As well as providing students with a competitive edge when applying to top universities, the EPQ offers students a genuine opportunity to engage in high level research or to plan and produce a creative product, all in a supportive environment.
What does the A level consist of?
We do not assign EPQ titles to students at d’Overbroeck’s. We expect each student to develop their own ideas and we delight in any project concept that is both original and that pushes beyond the boundaries of A level. Having said this, we do encourage students to focus on topics that relate to what they would like to study at university, since this is most likely to provide a benefit when students are writing personal statements as part of their university application, as well as in any interviews that they might have.
A small proportion of d’Overbroeck’s Sixth Formers complete ‘artefact’ EPQs, in which they might, for example, produce a piece of creative writing, put together a photographic exhibition or choreograph a dance performance. Students engaged in an ‘artefact’ EPQ must document the planning and organising process underlying their project and also support their practical product with a sourced 1000 word statement of academic theory.

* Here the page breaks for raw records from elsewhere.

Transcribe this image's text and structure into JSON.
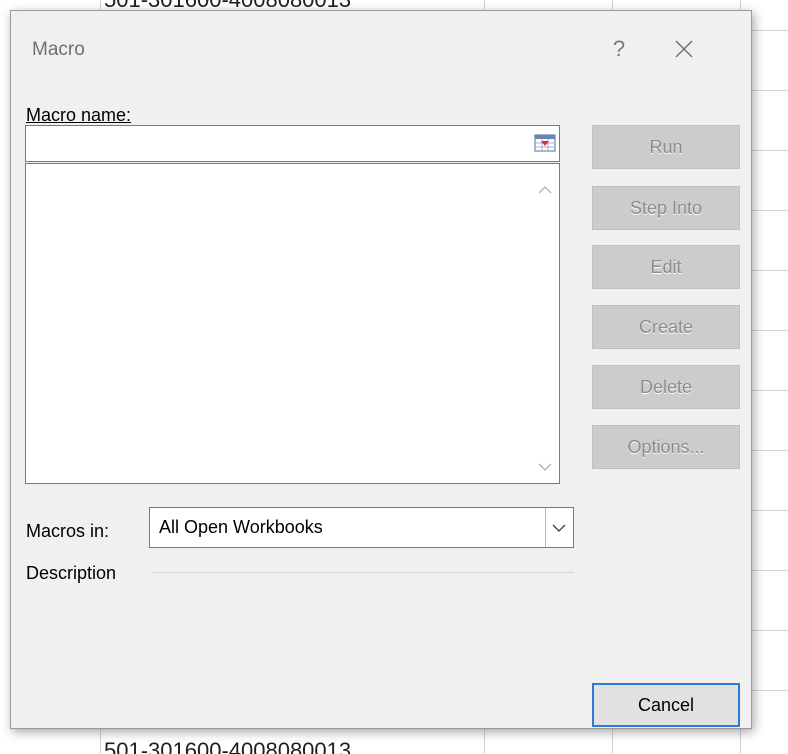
{
  "spreadsheet": {
    "top_cell_text": "501-301600-4008080013",
    "bottom_cell_text": "501-301600-4008080013"
  },
  "dialog": {
    "title": "Macro",
    "help_label": "?",
    "macro_name_label": "Macro name:",
    "macro_name_value": "",
    "macros_in_label": "Macros in:",
    "macros_in_value": "All Open Workbooks",
    "description_label": "Description",
    "buttons": {
      "run": "Run",
      "step_into": "Step Into",
      "edit": "Edit",
      "create": "Create",
      "delete": "Delete",
      "options": "Options...",
      "cancel": "Cancel"
    }
  },
  "icons": {
    "close": "close-icon",
    "ref_edit": "collapse-dialog-icon",
    "scroll_up": "chevron-up-icon",
    "scroll_down": "chevron-down-icon",
    "dropdown": "chevron-down-icon"
  },
  "colors": {
    "dialog_bg": "#f0f0f0",
    "disabled_button_bg": "#cccccc",
    "disabled_text": "#8d8d8d",
    "focus_border": "#2f7bd3"
  }
}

The majority of d’Overbroeck’s EPQs, however, take the form of ‘dissertation style’ EPQs, in which, supported by extensive reading, seminar attendance, interviews and relevant work experience, the student attempts to answer an academic question.
Students doing a research EPQ must document the planning and organising process underlying their research and then produce a report on their findings of 5000 words or more.
Whether attempting an ‘artefact’ or a ‘dissertation style’ EPQ, all students complete the project process by giving a multi-media presentation to an audience of staff and students during ‘EPQ Presentation Week’ in the Spring term of their Upper Sixth year.